At first, I start to panic because I don't want to be separated from Peeta. I'm afraid that I'm going to have a panic attack, before I realize that Gale only did this because he feels as though there is no threat in those tunnels, and that we're more safer that way. For my sake, and everyone else's, I hope he's right.

"Make sure you don't get lost!" Gale calls out to everyone. "Mark your tunnel. We'll meet back here in twenty minutes if we find something."

We split up. My group follows me as we start to walk down the tunnel. The sounds of everyone else are cut off, replaced with shuffle of five sets of footsteps as we make our way deeper into the anti-rebel base.

Suddenly, the ground starts to slope downwards. I stop at the top of the descent for a moment, my head almost brushing the ceiling. "Mark off this tunnel," I tell a man from my group. He nods, marks off a space on the wall with a deep indent, and we start to move again.

Time crawls away from me as I descend the tunnel, trying not to let my feet get swept out from under me by the steepness of the ground. I hook my bow across my elbow, and balance myself against the two walls as I walk. Soon, the walls begin to narrow, and I'm hit with a sudden bout of claustrophobia. I have the sudden image of the tunnels collapsing on us, and burying us here forever. I shake the image out of my head quickly, my fear escalating. Finally, the tunnel widens again, and splits into two.

I sigh. If Gale hadn't instructed us to mark our ways, then we would surely be lost in this tunnel. But now I'm faced with a decision; what do we do now?

"Um…do you want to split up again?" I ask, as if it's as simple as asking what kind of sweet they would like.

"I think that's a good idea," a women pipes up. "If we find anything, we can just meet back here in five minutes."

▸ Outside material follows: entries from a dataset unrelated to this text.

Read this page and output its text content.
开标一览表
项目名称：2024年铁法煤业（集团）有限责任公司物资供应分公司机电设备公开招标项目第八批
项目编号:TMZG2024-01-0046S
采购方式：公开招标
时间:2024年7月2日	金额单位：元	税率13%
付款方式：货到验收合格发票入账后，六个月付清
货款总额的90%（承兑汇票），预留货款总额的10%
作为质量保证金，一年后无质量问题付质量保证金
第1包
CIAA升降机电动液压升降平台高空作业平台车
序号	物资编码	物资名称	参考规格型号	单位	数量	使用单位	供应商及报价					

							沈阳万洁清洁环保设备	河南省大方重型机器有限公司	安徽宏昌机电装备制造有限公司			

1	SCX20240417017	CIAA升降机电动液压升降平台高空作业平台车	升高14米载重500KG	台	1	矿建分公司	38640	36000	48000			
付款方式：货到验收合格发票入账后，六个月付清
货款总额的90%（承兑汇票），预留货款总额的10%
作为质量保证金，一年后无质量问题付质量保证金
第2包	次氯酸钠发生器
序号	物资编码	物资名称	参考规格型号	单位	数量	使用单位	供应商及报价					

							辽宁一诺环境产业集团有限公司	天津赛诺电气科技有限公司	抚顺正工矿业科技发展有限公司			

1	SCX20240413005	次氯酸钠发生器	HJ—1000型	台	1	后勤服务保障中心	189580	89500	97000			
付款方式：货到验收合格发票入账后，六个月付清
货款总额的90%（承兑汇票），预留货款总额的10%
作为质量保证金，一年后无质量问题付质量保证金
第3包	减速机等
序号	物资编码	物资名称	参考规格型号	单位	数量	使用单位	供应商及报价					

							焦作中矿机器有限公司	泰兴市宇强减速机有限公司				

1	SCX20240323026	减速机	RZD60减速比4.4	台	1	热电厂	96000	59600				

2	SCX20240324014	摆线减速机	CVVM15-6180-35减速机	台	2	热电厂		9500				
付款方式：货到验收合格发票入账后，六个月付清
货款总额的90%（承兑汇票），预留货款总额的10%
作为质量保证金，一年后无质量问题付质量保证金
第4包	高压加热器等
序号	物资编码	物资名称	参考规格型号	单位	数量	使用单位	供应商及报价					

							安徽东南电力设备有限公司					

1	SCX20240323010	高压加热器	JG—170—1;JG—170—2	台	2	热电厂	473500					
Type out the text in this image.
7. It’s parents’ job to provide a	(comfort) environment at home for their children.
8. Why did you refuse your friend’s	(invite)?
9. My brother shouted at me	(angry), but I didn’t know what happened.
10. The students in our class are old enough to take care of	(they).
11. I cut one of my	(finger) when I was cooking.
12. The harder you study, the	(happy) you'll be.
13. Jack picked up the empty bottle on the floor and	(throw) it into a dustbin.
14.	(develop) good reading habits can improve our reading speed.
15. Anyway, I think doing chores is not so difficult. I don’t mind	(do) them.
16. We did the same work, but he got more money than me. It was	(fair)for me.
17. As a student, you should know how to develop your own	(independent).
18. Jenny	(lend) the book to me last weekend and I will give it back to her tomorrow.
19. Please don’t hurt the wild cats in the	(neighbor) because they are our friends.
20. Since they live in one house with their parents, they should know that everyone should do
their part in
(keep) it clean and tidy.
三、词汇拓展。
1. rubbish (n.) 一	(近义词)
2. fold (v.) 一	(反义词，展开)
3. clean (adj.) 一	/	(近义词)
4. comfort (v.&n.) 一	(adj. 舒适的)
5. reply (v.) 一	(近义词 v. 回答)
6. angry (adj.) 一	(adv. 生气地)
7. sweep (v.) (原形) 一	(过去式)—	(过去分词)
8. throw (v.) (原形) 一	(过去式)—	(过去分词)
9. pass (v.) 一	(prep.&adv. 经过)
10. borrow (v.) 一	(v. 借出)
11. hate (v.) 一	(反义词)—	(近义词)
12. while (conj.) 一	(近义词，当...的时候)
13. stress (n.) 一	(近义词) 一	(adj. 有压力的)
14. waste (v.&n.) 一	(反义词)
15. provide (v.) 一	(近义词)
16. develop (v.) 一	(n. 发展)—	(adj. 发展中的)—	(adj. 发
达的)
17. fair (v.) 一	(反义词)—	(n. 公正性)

That would work – the only problem is that Gale expects us back in less than ten minutes, and even if we did find something we wouldn't have time to check it out. But it's the only plan we have, so I agree with it.

The women who suggested it and I go off as a team; the other three go off in the other tunnel. I wonder if this is what they had planned to do, I think. If they wanted to divide us, to dilute us until we're outnumbered, and then attack.

But there's no use now. The other team has disappeared from sight down the other tunnel. I follow the other women down the second tunnel. We walk for a while in silence, and I imagine what we would find on the other side. A secret base? I wonder and wonder until we come upon a solid wall – a dead end.

"Damn," I mutter, and turn around. "Let's go back."

She nods, and we turn back. The other group is there when we return, all of them shaking their heads. "We just found a room," one of them says. "With boxes in it. We didn't want to touch them."

Wanting to say that defeats the purpose, I just shrug and suggest that we return. They all comply. We begin to follow our marked paths down the tunnels again.

Suddenly, a yell echoes through the ground. Then ringing shots, like small explosions after the shout. I start to panic and move faster. Not because it sounds like they're coming from behind us, but because I have sudden mental images of Peeta getting maimed, shot, or worse.

By the time I careen out of our tunnel, I'm running. I see Gale with another group where we started.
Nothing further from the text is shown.